The threat called FLocker (short for “Frantic Locker”) has been on the scene for a year already, and its creators are trying hard to keep it alive. Usually, Flocker is delivered to users via spam SMS or malicious links.
“The latest variant of FLocker is a police Trojan that pretends to be US Cyber Police or another law enforcement agency, and it accuses potential victims of crimes they didn’t commit.
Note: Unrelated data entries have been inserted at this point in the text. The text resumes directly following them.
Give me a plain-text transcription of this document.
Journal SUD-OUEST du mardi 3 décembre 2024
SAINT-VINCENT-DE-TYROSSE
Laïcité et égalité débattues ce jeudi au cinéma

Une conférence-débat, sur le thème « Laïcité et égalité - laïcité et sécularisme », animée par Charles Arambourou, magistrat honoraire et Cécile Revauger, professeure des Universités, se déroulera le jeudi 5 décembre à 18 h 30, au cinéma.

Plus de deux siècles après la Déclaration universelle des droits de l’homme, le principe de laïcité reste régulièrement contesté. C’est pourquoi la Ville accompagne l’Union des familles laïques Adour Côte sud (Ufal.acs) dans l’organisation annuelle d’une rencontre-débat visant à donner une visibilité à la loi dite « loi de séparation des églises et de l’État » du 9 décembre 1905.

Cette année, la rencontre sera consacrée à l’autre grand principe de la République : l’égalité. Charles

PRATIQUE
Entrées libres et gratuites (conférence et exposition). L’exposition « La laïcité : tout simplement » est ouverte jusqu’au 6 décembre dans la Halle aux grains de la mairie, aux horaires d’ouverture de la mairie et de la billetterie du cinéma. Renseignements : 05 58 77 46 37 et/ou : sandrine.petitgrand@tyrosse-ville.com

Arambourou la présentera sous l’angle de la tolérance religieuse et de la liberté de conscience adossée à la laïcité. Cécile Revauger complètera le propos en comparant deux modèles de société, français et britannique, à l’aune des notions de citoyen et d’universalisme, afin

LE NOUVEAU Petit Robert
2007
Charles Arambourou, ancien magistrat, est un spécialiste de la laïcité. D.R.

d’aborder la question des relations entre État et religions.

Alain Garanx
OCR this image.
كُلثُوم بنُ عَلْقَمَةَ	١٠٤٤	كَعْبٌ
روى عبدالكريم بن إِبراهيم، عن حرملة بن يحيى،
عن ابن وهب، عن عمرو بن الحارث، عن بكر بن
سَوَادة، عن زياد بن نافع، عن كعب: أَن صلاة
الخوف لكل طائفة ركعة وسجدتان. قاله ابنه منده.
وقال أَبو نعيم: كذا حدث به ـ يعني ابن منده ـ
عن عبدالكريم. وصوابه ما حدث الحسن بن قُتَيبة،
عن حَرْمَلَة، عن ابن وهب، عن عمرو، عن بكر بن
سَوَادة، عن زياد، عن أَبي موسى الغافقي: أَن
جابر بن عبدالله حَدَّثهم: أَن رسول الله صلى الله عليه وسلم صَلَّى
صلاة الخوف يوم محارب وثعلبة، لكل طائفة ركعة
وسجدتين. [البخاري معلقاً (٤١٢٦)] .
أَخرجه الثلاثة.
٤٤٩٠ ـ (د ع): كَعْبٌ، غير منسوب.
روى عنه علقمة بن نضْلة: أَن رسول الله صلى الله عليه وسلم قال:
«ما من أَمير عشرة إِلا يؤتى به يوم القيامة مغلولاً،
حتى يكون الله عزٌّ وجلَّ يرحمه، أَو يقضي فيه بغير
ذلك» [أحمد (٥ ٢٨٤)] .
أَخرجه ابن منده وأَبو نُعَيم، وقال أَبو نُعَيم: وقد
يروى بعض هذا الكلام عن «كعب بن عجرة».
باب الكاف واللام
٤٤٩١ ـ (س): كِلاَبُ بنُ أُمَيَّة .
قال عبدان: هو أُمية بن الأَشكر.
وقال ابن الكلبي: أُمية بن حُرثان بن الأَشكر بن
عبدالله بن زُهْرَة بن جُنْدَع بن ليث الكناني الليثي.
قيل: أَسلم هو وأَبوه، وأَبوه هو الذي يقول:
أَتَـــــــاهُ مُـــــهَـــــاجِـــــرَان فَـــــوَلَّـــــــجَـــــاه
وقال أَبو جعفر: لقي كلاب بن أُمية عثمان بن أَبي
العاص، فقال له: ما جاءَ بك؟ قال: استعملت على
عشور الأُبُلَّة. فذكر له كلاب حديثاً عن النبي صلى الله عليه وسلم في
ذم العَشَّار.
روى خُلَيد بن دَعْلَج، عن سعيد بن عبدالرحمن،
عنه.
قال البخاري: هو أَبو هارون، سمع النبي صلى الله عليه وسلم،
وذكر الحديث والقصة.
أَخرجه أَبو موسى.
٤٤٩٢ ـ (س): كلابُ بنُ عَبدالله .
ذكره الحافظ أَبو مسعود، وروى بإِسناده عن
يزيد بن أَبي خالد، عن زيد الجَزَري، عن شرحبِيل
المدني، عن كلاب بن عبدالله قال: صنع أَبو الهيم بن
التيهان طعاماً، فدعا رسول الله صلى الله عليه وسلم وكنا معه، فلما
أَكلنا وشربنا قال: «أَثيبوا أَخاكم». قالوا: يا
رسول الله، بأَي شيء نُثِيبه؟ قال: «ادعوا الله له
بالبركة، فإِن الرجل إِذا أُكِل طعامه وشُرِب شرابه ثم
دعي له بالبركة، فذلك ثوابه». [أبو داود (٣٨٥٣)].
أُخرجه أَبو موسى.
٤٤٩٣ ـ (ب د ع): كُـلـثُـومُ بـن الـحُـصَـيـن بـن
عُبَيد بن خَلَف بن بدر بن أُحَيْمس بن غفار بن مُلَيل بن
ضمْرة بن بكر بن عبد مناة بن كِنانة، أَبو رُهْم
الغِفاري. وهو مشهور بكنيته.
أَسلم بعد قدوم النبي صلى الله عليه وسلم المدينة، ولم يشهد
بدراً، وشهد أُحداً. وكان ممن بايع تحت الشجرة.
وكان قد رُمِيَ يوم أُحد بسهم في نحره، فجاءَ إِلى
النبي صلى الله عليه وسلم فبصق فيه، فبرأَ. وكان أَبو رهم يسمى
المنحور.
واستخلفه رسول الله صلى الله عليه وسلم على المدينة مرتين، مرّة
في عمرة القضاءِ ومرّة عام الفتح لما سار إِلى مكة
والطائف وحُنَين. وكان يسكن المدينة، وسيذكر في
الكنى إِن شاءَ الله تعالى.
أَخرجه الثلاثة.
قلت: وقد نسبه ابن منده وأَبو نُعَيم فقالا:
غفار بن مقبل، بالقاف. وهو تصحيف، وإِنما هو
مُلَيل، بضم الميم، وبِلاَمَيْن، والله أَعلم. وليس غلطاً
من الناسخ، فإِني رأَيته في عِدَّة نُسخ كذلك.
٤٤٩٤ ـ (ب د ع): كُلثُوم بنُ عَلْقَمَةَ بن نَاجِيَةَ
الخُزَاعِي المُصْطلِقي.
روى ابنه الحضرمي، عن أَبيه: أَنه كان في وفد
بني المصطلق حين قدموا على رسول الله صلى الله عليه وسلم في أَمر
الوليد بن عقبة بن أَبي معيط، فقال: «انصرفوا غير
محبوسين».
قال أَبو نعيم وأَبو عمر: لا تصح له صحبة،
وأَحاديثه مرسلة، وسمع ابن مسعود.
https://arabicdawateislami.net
It then demands 200 USD worth of iTunes gift cards,” the security experts said. “Based on our analysis, there is also no major difference between a FLocker variant that can infect a mobile device and one that affects smart TVs.”
FLocker is very good at hiding itself, and it is able to fool static code analysis, and to bypass dynamic sandbox protection.
After infecting a device, the threat waits 30 minutes before running and then it contacts its C&C. The C&C delivers a new APK file and the ransom note, a HTML file with a JavaScript (JS) interface enabled, which initiates the APK installation, takes photos of the affected user, and displays the photos taken in the ransom page.
The security experts claim that FLocker avoids targeting users located in Kazakhstan, Azerbaijan, Bulgaria, Georgia, Hungary, Ukraine, Russia, Armenia and Belarus, but the threat goes after all others.
The victims of FLocker receive a localized ransom message which spots their IP address and photo, and this could be more than enough for the victims to start panicking and pay the fine. Nevertheless, the fact that it is paid by buying an iTunes Gift Card and typing in the card code might return users to their senses – who ever saw any “cyber police” requiring iTunes gift cards in lieu of a cash fine?
“If an Android TV gets infected, we suggest user to contact the device vendor for solution at first,” the experts said. “Another way of removing the malware is possible if the user can enable ADB debugging. Users can connect their device with a PC and launch the ADB shell and execute the command ‘PM clear %pkg%’. This kills the ransomware process and unlocks the screen. Users can then deactivate the device admin privilege granted to the application and uninstall the app.”